As every one knows, the police sometimes suffer severely at the hands of roughs, and on this occasion that truth was verified, but the policeman who had been knocked down by this prize-fighter was by no means a feeble member of the force. Recovering from his astonishment in a moment, he sprang up and grappled with Ned Frog in such a manner as to convince that worthy he had “his work cut out for him.” The tussle that ensued was tremendous, and Mrs Frog retired into a doorway to enjoy it in safety. But it was brief. Before either wrestler could claim the victory, a brother constable came up, and Ned was secured and borne away to a not unfamiliar cell before he could enjoy even one pipe of the “baccy” which he had purchased.
Thus it came to pass, that when a certain comrade expected to find Ned Frog at a certain mansion in the West-end, prepared with a set of peculiar tools for a certain purpose, Ned was in the enjoyment of board and lodging at Her Majesty’s expense.
The comrade, however, not being aware of Ned’s incarceration, and believing, no doubt, that there was honour among thieves, was true to his day and hour. He had been engaged down somewhere in the country on business, and came up by express train for this particular job; hence his ignorance as to his partner’s fate.
But this burglar was not a man to be easily balked in his purpose.
“Ned must be ill, or got a haccident o’ some sort,” he said to a very little but sharp boy who was to assist in the job. “Howsever, you an’ me’ll go at it alone, Sniveller.”
“Wery good, Bunky,” replied Sniveller, “’ow is it to be? By the winder, through the door, down the chimbly, up the spout—or wot?”
“The larder windy, my boy.”
“Sorry for that,” said Sniveller.
“Why?”
“’Cause it is so ’ard to go past the nice things an’ smell ’em all without darin’ to touch ’em till I lets you in. Couldn’t you let me ’ave a feed first?”
“Unpossible,” said the burglar.
“Wery good,” returned the boy, with a sigh of resignation.

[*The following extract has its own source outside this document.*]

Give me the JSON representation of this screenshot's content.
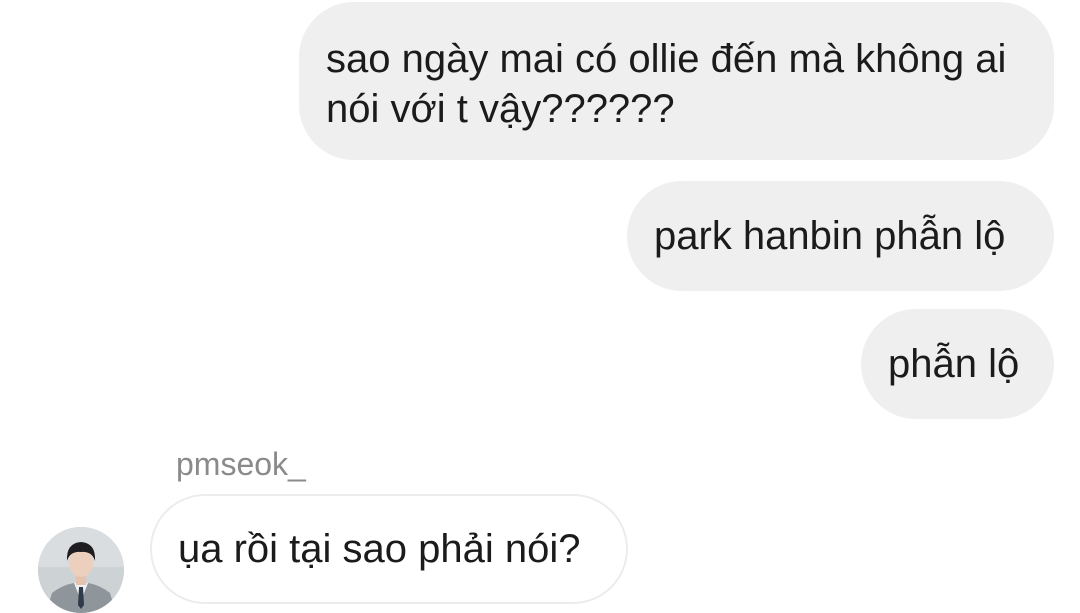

Now, while these two were whispering to each other in a box of an adjoining tavern, three police-constables were making themselves at home in the premises of Sir Richard Brandon. One of these was Number 666.
It is not quite certain, even to this day, how and where these men were stationed, for their proceedings—though not deeds of evil—were done in the dark, at least in darkness which was rendered visible only now and then by bull’s-eye lanterns. The only thing that was absolutely clear to the butler, Mr Thomas Balls, was, that the mansion was given over entirely to the triumvirate to be dealt with as they thought fit.
Of course they did not know when the burglars would come, nor the particular point of the mansion where the assault would be delivered; therefore Number 666 laid his plans like a wise general, posted his troops where there was most likelihood of their being required, and kept himself in reserve for contingencies.